Она приблизила свое лицо, и в этот момент мне навсегда запомнились ее огромные, серые с синевой глаза, где таились готовые вспыхнуть искры.
– Я увижу скоро дом нашего отца, Рэа.
– Я знаю. Береги себя, брат. - Она задержала мою руку в своей, словно не хотела расставаться. И тихо так сказала: - Смотри, какие облака…
Я оглянулся, посмотрел в иллюминатор, увидел облака, светившиеся от закатной радуги.
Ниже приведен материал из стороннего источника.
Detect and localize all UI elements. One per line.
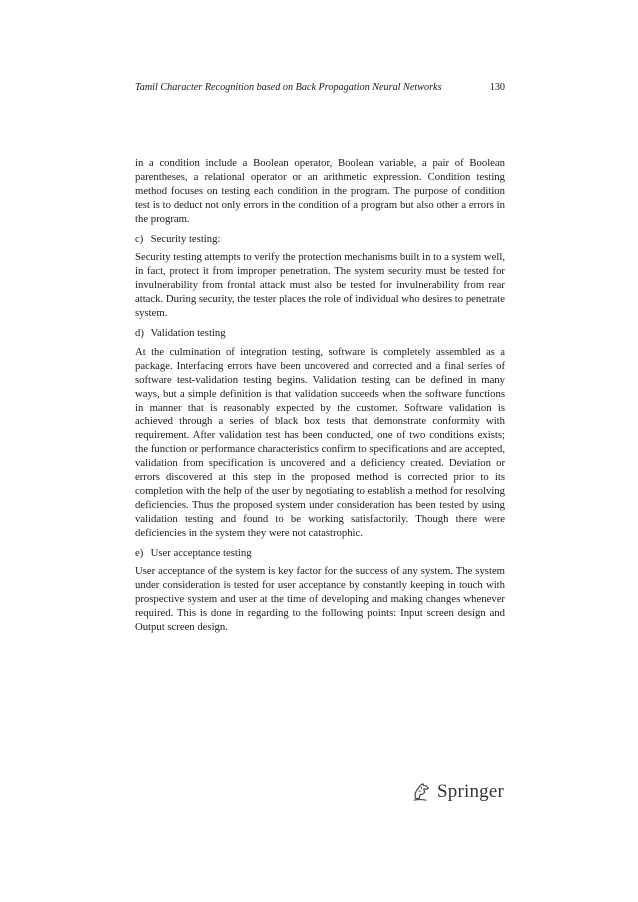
section-title: Security testing: <box>150 232 221 245</box>
body-content <box>135 157 505 635</box>
running-header <box>135 81 505 95</box>
section-letter: c) <box>135 232 144 245</box>
springer-wordmark: Springer <box>437 781 505 802</box>
section-paragraph-security: Security testing attempts to verify the protection mechanisms built in to a system well, in fact, protect it from improper penetration. The system security must be tested for invulnerability from frontal attack must also be tested for invulnerability from rear attack. During security, the tester places the role of individual who desires to penetrate system. <box>135 251 505 320</box>
springer-horse-icon <box>410 781 432 803</box>
section-heading-security <box>135 233 505 247</box>
intro-paragraph: in a condition include a Boolean operator, Boolean variable, a pair of Boolean parentheses, a relational operator or an arithmetic expression. Condition testing method focuses on testing each condition in the program. The purpose of condition test is to deduct not only errors in the condition of a program but also other a errors in the program. <box>135 157 505 225</box>
section-heading-validation <box>135 327 505 341</box>
page-number: 130 <box>489 82 505 93</box>
section-title: User acceptance testing <box>150 546 252 559</box>
section-letter: e) <box>135 546 144 559</box>
springer-logo <box>410 781 504 803</box>
section-paragraph-user-acceptance: User acceptance of the system is key factor for the success of any system. The system under consideration is tested for user acceptance by constantly keeping in touch with prospective system and user at the time of developing and making changes whenever required. This is done in regarding to the following points: Input screen design and Output screen design. <box>135 565 505 634</box>
section-title: Validation testing <box>150 326 226 339</box>
section-letter: d) <box>135 326 144 339</box>
section-paragraph-validation: At the culmination of integration testing, software is completely assembled as a package. Interfacing errors have been uncovered and corrected and a final series of software test-validation testing begins. Validation testing can be defined in many ways, but a simple definition is that validation succeeds when the software functions in manner that is reasonably expected by the customer. Software validation is achieved through a series of black box tests that demonstrate conformity with requirement. After validation test has been conducted, one of two conditions exists; the function or performance characteristics confirm to specifications and are accepted, validation from specification is uncovered and a deficiency created. Deviation or errors discovered at this step in the proposed method is corrected prior to its completion with the help of the user by negotiating to establish a method for resolving deficiencies. Thus the proposed system under consideration has been tested by using validation testing and found to be working satisfactorily. Though there were deficiencies in the system they were not catastrophic. <box>135 345 505 539</box>
section-heading-user-acceptance <box>135 547 505 561</box>
running-title: Tamil Character Recognition based on Back Propagation Neural Networks <box>135 82 442 93</box>
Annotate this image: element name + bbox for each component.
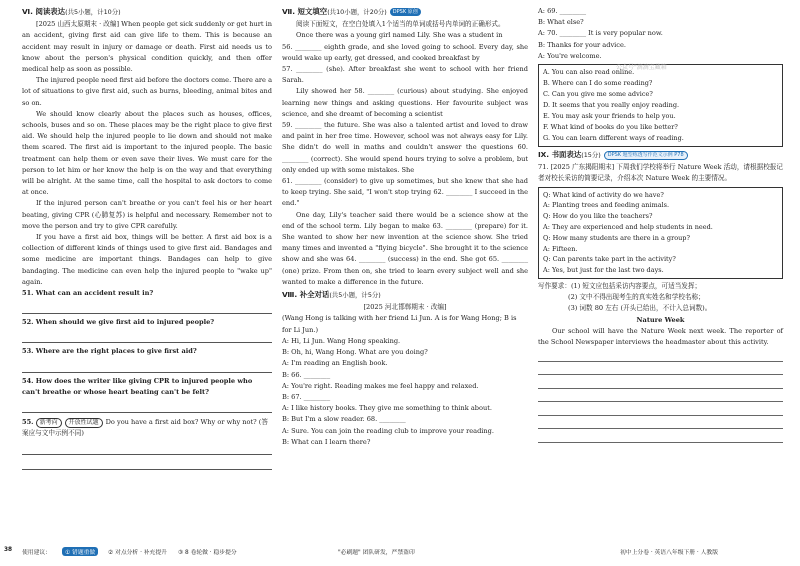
fill-instructions: 阅读下面短文，在空白处填入1个适当的单词或括号内单词的正确形式。 [296, 20, 505, 29]
question-53: 53. Where are the right places to give first aid? [22, 347, 197, 356]
question-52: 52. When should we give first aid to injured people? [22, 318, 215, 327]
section-seven-title: Ⅶ. 短文填空(共10小题，计20分) DPSK 原创 [282, 6, 528, 18]
interview-line: A: Planting trees and feeding animals. [543, 201, 670, 210]
question-54: 54. How does the writer like giving CPR to injured people who can't breathe or whose heart beating can't be felt? [22, 376, 253, 396]
writing-line[interactable] [538, 375, 783, 389]
writing-requirement: (2) 文中不得出现考生的真实姓名和学校名称； [568, 293, 705, 302]
answer-line-52[interactable] [22, 328, 272, 343]
story-line-7: One day, Lily's teacher said there would be a science show at the end of the school term. Lily began to make 63. ________ (prepare) for it. She wanted to show her new invention at the science show. She tried many times and invented a "flying bicycle". She brought it to the science show and she was 64. ________ (success) in the end. She got 65. ________ (one) prize. From then on, she tried to learn every subject well and she wanted to make a difference in the future. [282, 210, 528, 286]
dialog-line: A: I'm reading an English book. [282, 359, 388, 368]
open-question-tag: 开放性试题 [65, 418, 103, 428]
story-line-6: 61. ________ (consider) to give up sometimes, but she knew that she had to keep trying. She said, "I won't stop trying 62. ________ I succeed in the end." [282, 177, 528, 208]
dialog-line: A: You're welcome. [538, 51, 602, 60]
answer-line-55[interactable] [22, 440, 272, 455]
writing-requirement: (3) 词数 80 左右 (开头已给出，不计入总词数)。 [568, 304, 712, 313]
dialog-source: [2025 河北邯郸期末 · 改编] [363, 303, 447, 312]
usage-label: 使用建议： [22, 550, 51, 556]
answer-line-54[interactable] [22, 398, 272, 413]
usage-step-1: ① 错题重做 [62, 547, 98, 556]
dialog-intro: (Wang Hong is talking with her friend Li Jun. A is for Wang Hong; B is for Li Jun.) [282, 314, 517, 334]
dialog-line: B: Oh, hi, Wang Hong. What are you doing? [282, 348, 428, 357]
question-51: 51. What can an accident result in? [22, 289, 154, 298]
footer-book-title: 初中上分卷 · 英语八年级下册 · 人教版 [620, 550, 719, 556]
new-direction-tag: 新考向 [36, 418, 62, 428]
middle-column [282, 6, 528, 448]
passage-paragraph-5: If you have a first aid box, things will be better. A first aid box is a collection of different kinds of things used to give first aid. Bandages and some medicine are important things. Bandages can help to give bandaging. The medicine can even help the injured people to "wake up" again. [22, 233, 272, 286]
story-line-3: 57. ________ (she). After breakfast she went to school with her friend Sarah. [282, 65, 528, 85]
dialog-line: A: I like history books. They give me something to think about. [282, 404, 492, 413]
passage-paragraph-1: [2025 山西太原期末 · 改编] When people get sick suddenly or get hurt in an accident, giving first aid can give life to them. This is because an accident may result in injury or damage or death. First aid needs us to know about the person's physical condition quickly, and then offer medical help as soon as possible. [22, 20, 272, 74]
option: B. Where can I do some reading? [543, 79, 653, 88]
dialog-line: A: You're right. Reading makes me feel happy and relaxed. [282, 381, 479, 390]
interview-line: Q: Can parents take part in the activity? [543, 255, 676, 264]
dialog-line: B: What else? [538, 18, 584, 27]
dialog-line: B: What can I learn there? [282, 437, 371, 446]
dialog-line: B: Thanks for your advice. [538, 40, 626, 49]
writing-line[interactable] [538, 416, 783, 430]
interview-line: A: They are experienced and help students in need. [543, 223, 713, 232]
interview-line: A: Yes, but just for the last two days. [543, 266, 664, 275]
interview-line: Q: What kind of activity do we have? [543, 190, 664, 199]
writing-task: 71. [2025 广东揭阳期末] 下周我们学校将举行 Nature Week 活动，请根据校报记者对校长采访的简要记录，介绍本次 Nature Week 的主要情况。 [538, 163, 783, 183]
writing-line[interactable] [538, 402, 783, 416]
answer-line-53[interactable] [22, 358, 272, 373]
footer-center-text: "必刷题" 团队研发，严禁盗印 [338, 550, 415, 556]
section-six-title: Ⅵ. 阅读表达(共5小题，计10分) [22, 7, 121, 16]
page-footer [0, 538, 800, 564]
page-number: 38 [4, 547, 13, 553]
dialog-line: A: 70. ________ It is very popular now. [538, 29, 663, 38]
original-badge: DPSK 原创 [390, 8, 421, 16]
interview-line: Q: How do you like the teachers? [543, 212, 653, 221]
interview-line: Q: How many students are there in a group? [543, 233, 690, 242]
watermark-text: 公众号"滴滴宝藏箱 [616, 64, 667, 71]
usage-step-2: ② 对点分析 · 补充提升 [108, 550, 167, 556]
answer-line-55b[interactable] [22, 455, 272, 470]
passage-paragraph-2: The injured people need first aid before the doctors come. There are a lot of situations to give first aid, such as burns, bleeding, animal bites and so on. [22, 76, 272, 107]
dialog-line: B: 67. ________ [282, 392, 331, 401]
right-column [538, 6, 783, 443]
writing-line[interactable] [538, 429, 783, 443]
writing-line[interactable] [538, 389, 783, 403]
writing-line[interactable] [538, 362, 783, 376]
option: E. You may ask your friends to help you. [543, 112, 676, 121]
dialog-line: A: Sure. You can join the reading club to improve your reading. [282, 426, 494, 435]
question-55: 55. 新考向 开放性试题 Do you have a first aid box? Why or why not? (答案应与文中示例不同) [22, 418, 268, 438]
story-line-5: 59. ________ the future. She was also a talented artist and loved to draw and paint in her free time. However, school was not always easy for Lily. She didn't do well in maths and couldn't answer the questions 60. ________ (correct). She would spend hours trying to solve a problem, but only ended up with some mistakes. She [282, 121, 528, 174]
reference-badge: DPSK 题型练透写作范文示例 P78 [604, 151, 688, 160]
writing-requirements: 写作要求：(1) 短文应包括采访内容要点，可适当发挥； [538, 282, 702, 290]
option: C. Can you give me some advice? [543, 90, 653, 99]
dialog-line: B: 66. ________ [282, 370, 331, 379]
option: A. You can also read online. [543, 68, 635, 77]
essay-title: Nature Week [636, 315, 685, 324]
usage-step-3: ③ 8 卷轮做 · 稳步提分 [178, 550, 237, 556]
dialog-line: A: 69. ________ [538, 7, 587, 15]
writing-line[interactable] [538, 348, 783, 362]
interview-line: A: Fifteen. [543, 244, 578, 253]
dialog-line: A: Hi, Li Jun. Wang Hong speaking. [282, 336, 401, 345]
option: D. It seems that you really enjoy reading. [543, 101, 680, 110]
dialog-options-box [538, 64, 783, 147]
interview-box [538, 187, 783, 279]
story-line-4: Lily showed her 58. ________ (curious) about studying. She enjoyed learning new things and asking questions. Her favourite subject was science, and she dreamt of becoming a scientist [282, 87, 528, 118]
left-column [22, 6, 272, 470]
passage-paragraph-3: We should know clearly about the places such as houses, offices, schools, buses and so on. These places may be the right place to give first aid. We should help the injured people to lie down and should not make them scared. The first aid is important to the injured people. The basic treatment can help them or even save their lives. We must care for the person to let him or her know the help is on the way and that everything will be alright. At the same time, call the hospital to ask doctors to come at once. [22, 109, 272, 197]
essay-start: Our school will have the Nature Week next week. The reporter of the School Newspaper interviews the headmaster about this activity. [538, 326, 783, 347]
option: G. You can learn different ways of reading. [543, 134, 684, 143]
passage-paragraph-4: If the injured person can't breathe or you can't feel his or her heart beating, giving CPR (心肺复苏) is helpful and necessary. Remember not to move the person and try to give CPR carefully. [22, 199, 272, 230]
dialog-line: B: But I'm a slow reader. 68. ________ [282, 415, 406, 424]
story-line-1: Once there was a young girl named Lily. She was a student in [296, 31, 503, 40]
option: F. What kind of books do you like better? [543, 123, 678, 132]
story-line-2: 56. ________ eighth grade, and she loved going to school. Every day, she would wake up early, get dressed, and cooked breakfast by [282, 42, 528, 62]
section-nine-title: Ⅸ. 书面表达(15分) DPSK 题型练透写作范文示例 P78 [538, 149, 783, 161]
answer-line-51[interactable] [22, 299, 272, 314]
section-eight-title: Ⅷ. 补全对话(共5小题，计5分) [282, 290, 381, 300]
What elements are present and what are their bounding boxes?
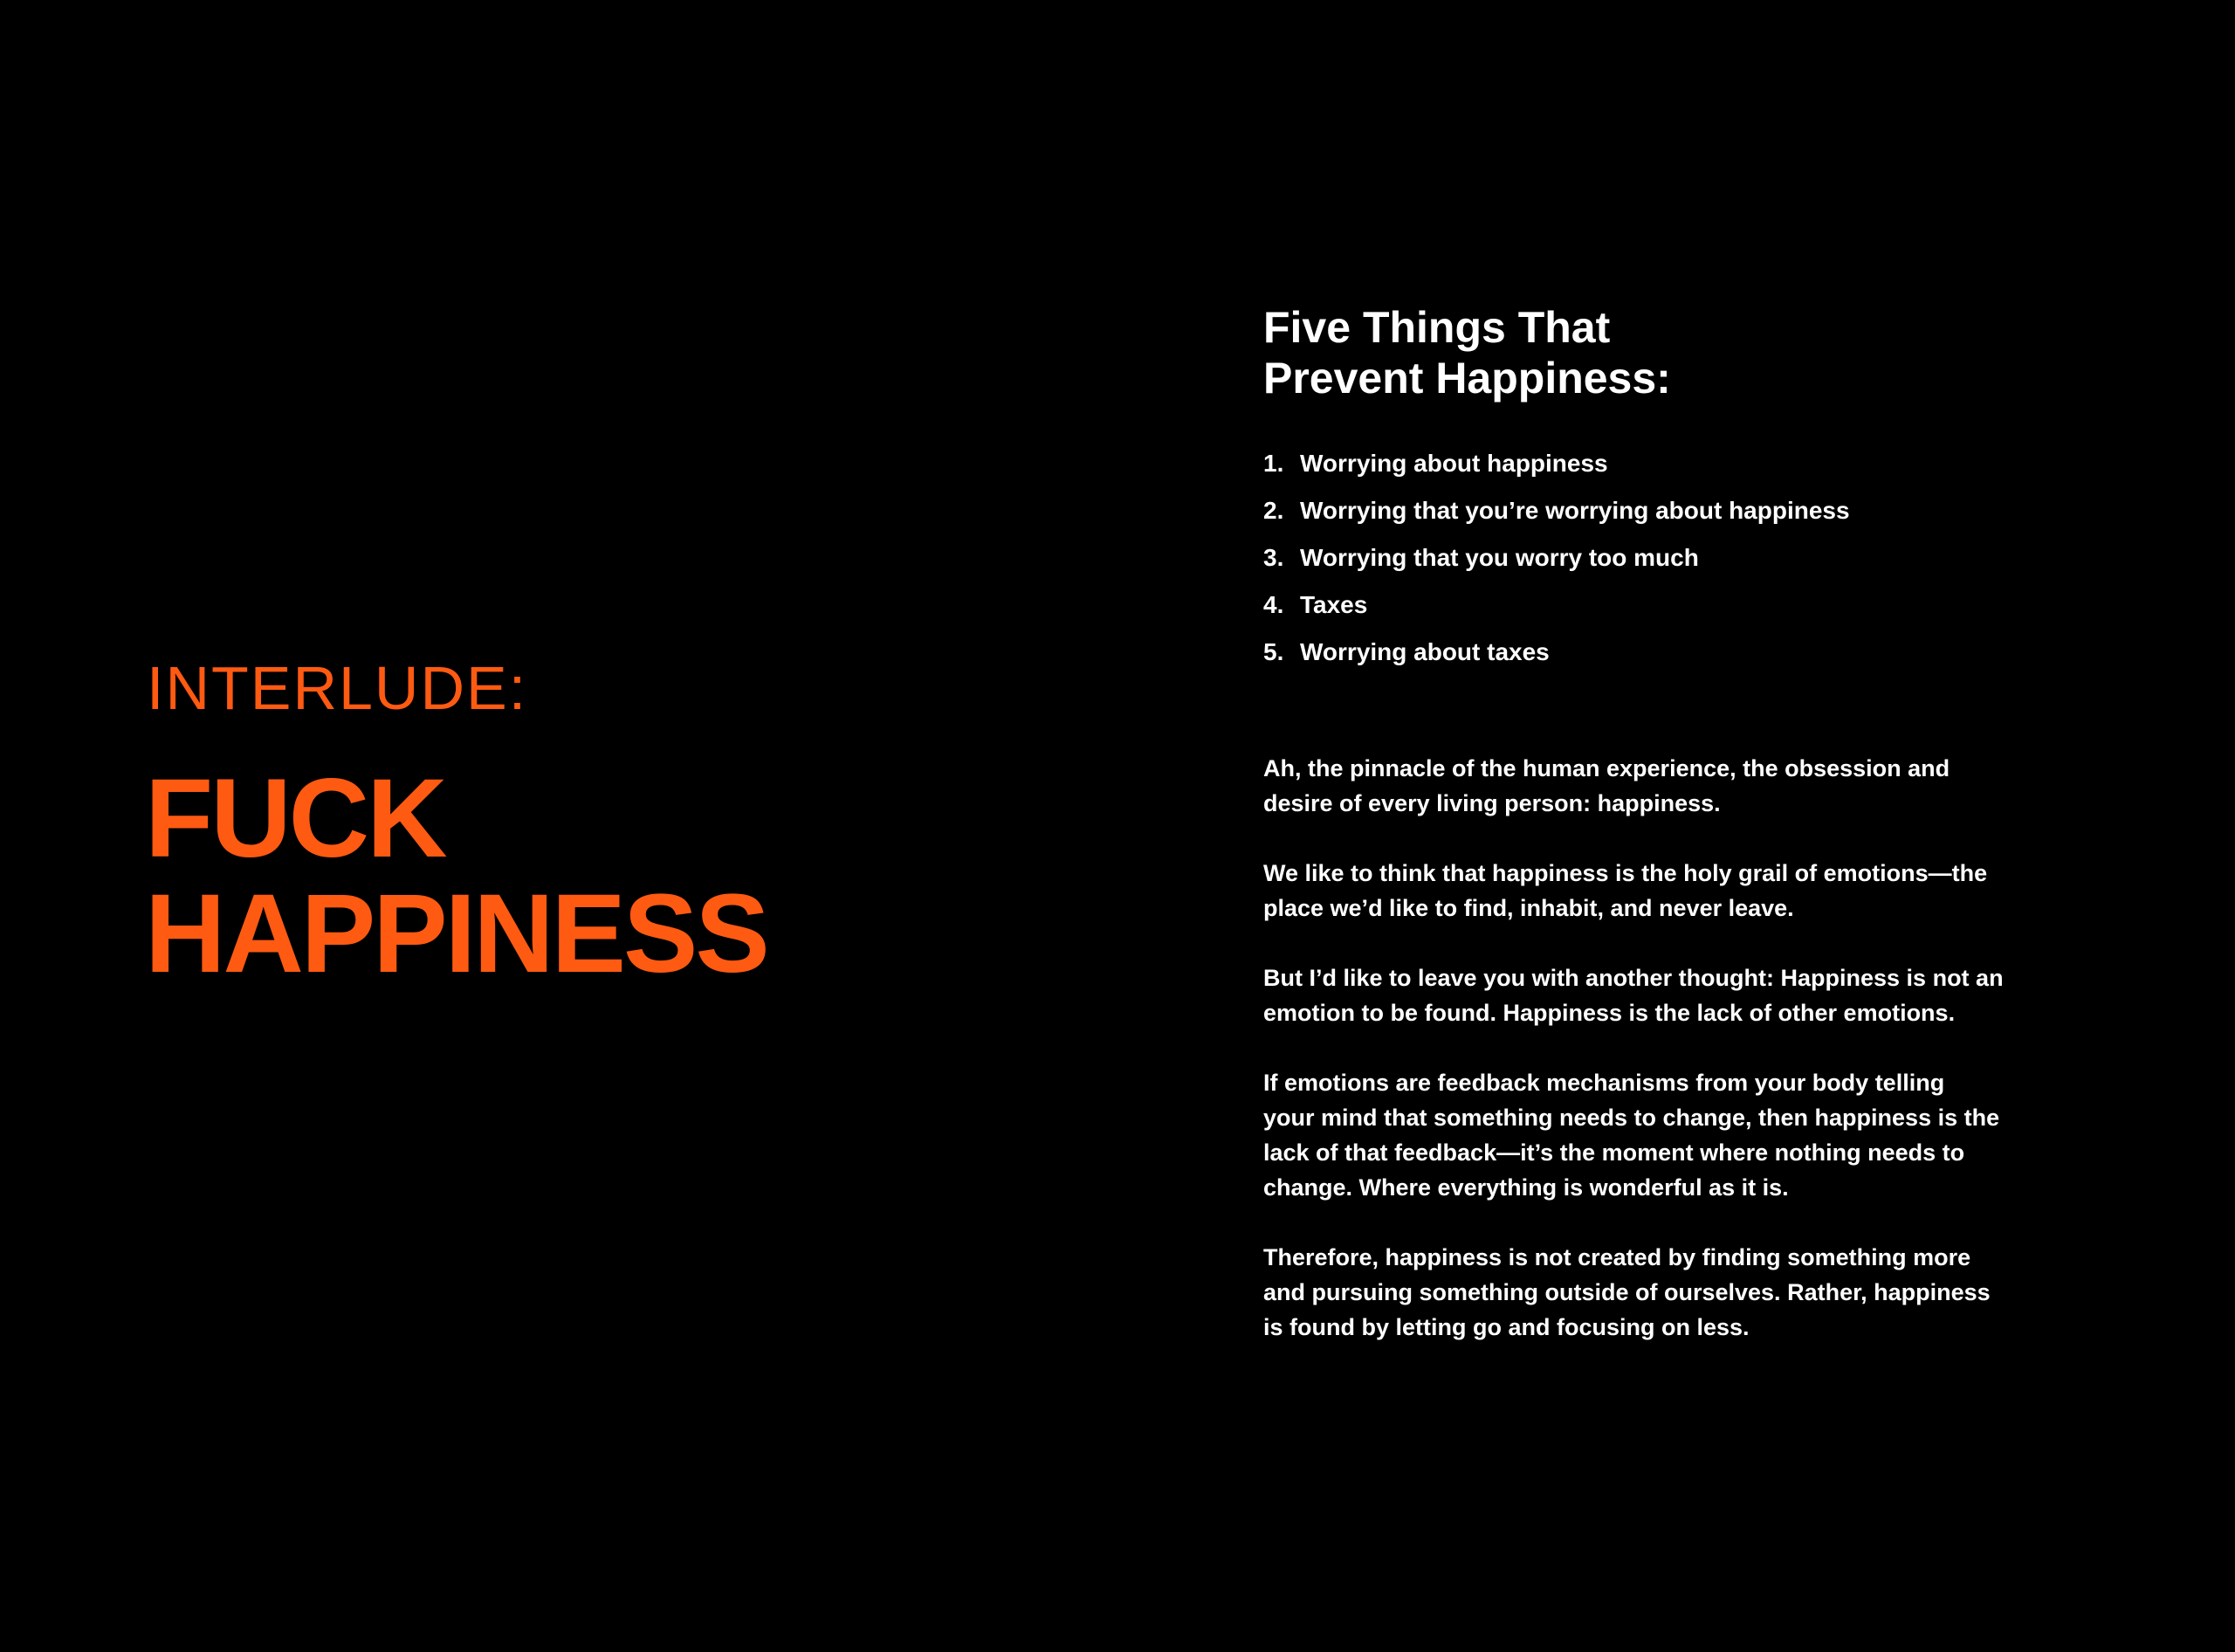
numbered-list — [1263, 440, 2136, 676]
paragraph: Therefore, happiness is not created by finding something more and pursuing something outside of ourselves. Rather, happiness is found by letting go and focusing on less. — [1263, 1244, 1991, 1340]
list-item-text: Worrying that you worry too much — [1300, 544, 1699, 571]
paragraph: Ah, the pinnacle of the human experience, the obsession and desire of every living person: happiness. — [1263, 755, 1950, 816]
chapter-title-line-2: HAPPINESS — [145, 871, 767, 996]
paragraph: But I’d like to leave you with another thought: Happiness is not an emotion to be found. Happiness is the lack of other emotions. — [1263, 965, 2004, 1026]
list-item-text: Taxes — [1300, 591, 1368, 618]
right-page — [1118, 0, 2235, 1652]
list-item-number: 3. — [1263, 544, 1284, 571]
body-text — [1263, 751, 2101, 1380]
interlude-label: INTERLUDE: — [147, 654, 528, 722]
list-item-text: Worrying about happiness — [1300, 450, 1608, 477]
list-heading-line-2: Prevent Happiness: — [1263, 354, 1671, 403]
list-item-number: 4. — [1263, 591, 1284, 618]
list-item — [1263, 487, 2136, 534]
list-item — [1263, 582, 2136, 629]
chapter-title — [145, 756, 767, 996]
list-item — [1263, 629, 2136, 676]
list-item-number: 1. — [1263, 450, 1284, 477]
chapter-title-line-1: FUCK — [145, 756, 445, 881]
paragraph: We like to think that happiness is the holy grail of emotions—the place we’d like to find, inhabit, and never leave. — [1263, 860, 1988, 921]
list-item-text: Worrying that you’re worrying about happiness — [1300, 497, 1850, 524]
list-heading-line-1: Five Things That — [1263, 303, 1611, 352]
list-item — [1263, 534, 2136, 582]
list-item-number: 5. — [1263, 638, 1284, 665]
paragraph: If emotions are feedback mechanisms from your body telling your mind that something needs to change, then happiness is the lack of that feedback—it’s the moment where nothing needs to change. Where everything is wonderful as it is. — [1263, 1070, 2000, 1201]
list-item-number: 2. — [1263, 497, 1284, 524]
list-heading — [1263, 302, 1671, 403]
list-item-text: Worrying about taxes — [1300, 638, 1550, 665]
list-item — [1263, 440, 2136, 487]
Когда обернулся, ее уже не было.
Подошла стюардесса, спросила:
– Кто эта женщина? Почему она была не на месте?
– Она подходила узнать, когда прилетаем.
– Но ее нет в салоне! И на посадке не было.
– Вы что-нибудь слышали о зеленых человечках? - спросил я, вспомнив вдруг, с чего началась переписка.
– Но это выдумка! - воскликнула стюардесса.
– Конечно, выдумка, - согласился я. - И ваша точка зрения мне понятна. Лично я, правда, иногда думаю иначе. Сейчас, например, когда в иллюминаторе видна вон та неяркая звездочка, на которую можно и не обратить внимания. Кто знает, что за миры откроются нам когда-нибудь. Но только тогда, не раньше, мы с вами увидим снова женщину в зеленом платье с цветком мальвы.
…А воображение мое очертило круг, и в нем оказались моря и океаны - воды их бороздили корабли с тугими звенящими парусами. Круг расширился. По лону земли, по белым пескам, среди тридцати зеленых хребтов шумели семьдесят семь играющих рек.
И девяносто девять рек бежали, сливаясь, по красным пескам, среди медно-желтых гор, у янтарных подошв ста семи утесов.
Солнце всходило над первым и вторым мирами. Над обоими мирами в волшебно-прозрачной выси плыл сверкающий воздушный фрегат. Внизу, пересекая ленты ста семидесяти шести рек, накрывая загривки хребтов, бежала его тень.
И возникли слова: “С тобой мы шли, и ночь была все краше, и свет гнал тьму, и стало людно вдруг. И тень шагнула в человечий круг, и понял я, что имя ей - Бесстрашье”.